Some of my friends at the Westminster Fraternal grew weary of the Doctor’s insistence on going over this ground at many sessions very very thoroughly, but they had no influence with him at all. It was a crucial matter as far as he was concerned. Then he came to Wales with the same determination, and got in touch with me. He arranged a meeting through the Evangelical Movement of Wales ministers’ committee to be held at Heath Evangelical Church at which the Welsh brethren were also to discuss this. He asked me to open up the question of ‘Growing into Union.’ He had hopes of me in those days because I had been at Westminster, and was a Calvinist and a young turk. But I let him down. I did not have the heart for the subject. I did not see the vitality of the issue. My generation was indebted to Jim Packer. I had read Fundamentalism and the Word of God in school before I went to university to study Biblical Studies, and that book helped to give me the Bible. We devoured and debated Packer’s introduction to the Death of Death in 1959 at University and it made things hum. Similarly his Evangelism and the Sovereignty of God was a clear light in that area of confusion for we new Calvinists. One can forgive a man much when one is in his debt. Packer is an Anglican after all. An Established Church, the Queen the head of the church, bishops and archbishops, altars and christenings? If they had swallowed that they would certainly be as muddled in any plans for ecumenical union. It is par for the course with the Church of England. You buy Stott for his fine commentaries and his wide reading of contemporary culture with its new voices. Stott saves you months of exploring blind allies by his wise opinions. But when Stott or Packer write about church unity then include us out.

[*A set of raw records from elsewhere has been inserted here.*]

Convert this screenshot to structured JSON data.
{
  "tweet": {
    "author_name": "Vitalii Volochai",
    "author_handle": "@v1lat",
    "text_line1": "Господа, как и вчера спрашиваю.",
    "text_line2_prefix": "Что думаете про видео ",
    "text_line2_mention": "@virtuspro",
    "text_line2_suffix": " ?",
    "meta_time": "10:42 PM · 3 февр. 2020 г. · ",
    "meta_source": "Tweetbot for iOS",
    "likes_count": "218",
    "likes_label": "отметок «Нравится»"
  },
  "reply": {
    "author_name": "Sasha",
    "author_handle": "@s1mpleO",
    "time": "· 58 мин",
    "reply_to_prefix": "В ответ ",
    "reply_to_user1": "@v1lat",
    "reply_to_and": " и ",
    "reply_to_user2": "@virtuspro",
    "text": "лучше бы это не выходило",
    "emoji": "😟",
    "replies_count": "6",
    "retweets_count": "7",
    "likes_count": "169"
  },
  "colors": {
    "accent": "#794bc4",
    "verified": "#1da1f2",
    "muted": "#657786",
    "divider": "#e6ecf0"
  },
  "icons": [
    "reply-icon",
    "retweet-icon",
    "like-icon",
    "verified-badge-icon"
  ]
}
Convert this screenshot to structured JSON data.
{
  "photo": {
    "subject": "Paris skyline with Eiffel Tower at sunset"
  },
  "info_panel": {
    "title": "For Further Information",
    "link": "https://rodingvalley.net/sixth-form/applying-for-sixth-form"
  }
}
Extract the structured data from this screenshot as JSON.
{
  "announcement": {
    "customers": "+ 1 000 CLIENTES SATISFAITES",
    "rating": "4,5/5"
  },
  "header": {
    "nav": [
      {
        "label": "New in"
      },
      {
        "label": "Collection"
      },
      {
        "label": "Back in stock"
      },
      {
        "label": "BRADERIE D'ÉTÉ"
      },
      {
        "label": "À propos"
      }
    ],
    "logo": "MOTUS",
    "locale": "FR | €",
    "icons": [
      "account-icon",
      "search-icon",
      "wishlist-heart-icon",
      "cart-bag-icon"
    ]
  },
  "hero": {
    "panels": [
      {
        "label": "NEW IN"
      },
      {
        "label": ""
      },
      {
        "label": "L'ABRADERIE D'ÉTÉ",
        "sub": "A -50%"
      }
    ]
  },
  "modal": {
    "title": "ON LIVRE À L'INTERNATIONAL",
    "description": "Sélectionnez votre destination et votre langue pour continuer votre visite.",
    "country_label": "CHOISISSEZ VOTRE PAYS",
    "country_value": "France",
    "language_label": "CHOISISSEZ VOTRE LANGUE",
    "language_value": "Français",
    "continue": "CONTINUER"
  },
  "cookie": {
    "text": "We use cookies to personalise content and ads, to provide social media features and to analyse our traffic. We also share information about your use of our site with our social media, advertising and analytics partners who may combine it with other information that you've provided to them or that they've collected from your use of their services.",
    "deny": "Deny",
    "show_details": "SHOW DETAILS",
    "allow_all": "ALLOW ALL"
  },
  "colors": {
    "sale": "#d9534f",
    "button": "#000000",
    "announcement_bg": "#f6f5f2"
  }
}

I wanted to hear the Doctor speak on preaching and pastoring not these pipe-dream schemes of union which were to come to nothing. But it was too great an honour to turn down so I spoke to those Welsh ministers on Packer’s scheme for unity — ‘Growing into Union.’ I was a great disappointment to the Doctor and a bore to the ministers present. My heart was not in it. The Anglican, David Samuel, had written an unanswerable review of the scheme in The Evangelical Magazine and I simply aped that. In the afternoon debate, sitting with the Doctor on the little stage in the back room in the Heath, I pleaded for Packer because of my debt to him, but the Doctor gently pulled my arguments apart. It is not a happy memory. I appreciate what the Doctor was doing now as I did not appreciate it then. He was right and I was wrong.
But as for some yokel underlings stirring the easy-going and gullible Doctor into a course of action he would have been wiser to have avoided — men who write that simply do not know the Doctor. He had friends and supporters whom he patiently taught whose blindness he sometimes groaned over, but we acolytes could no more influence him than the moon give light to the sun.
This approach to Lloyd-Jones and the events of the 60’s and 70’s which has now become the received tradition of Christopher Catherwood and McGrath and now Letham was well answered by Graham Harrison in this year’s Westminster Conference paper of his on Dr Lloyd-Jones. It reminds one of men who reject the Lord Jesus protesting that they respect him but despise his pathetic followers — they want Jesus but not Paul etc — and it is not honest.
Dr Lloyd-Jones himself saw the ecclesiological inconsistencies in both J. I. Packer and in John Stott and their subsequent writings have exonerated the Doctor’s insights.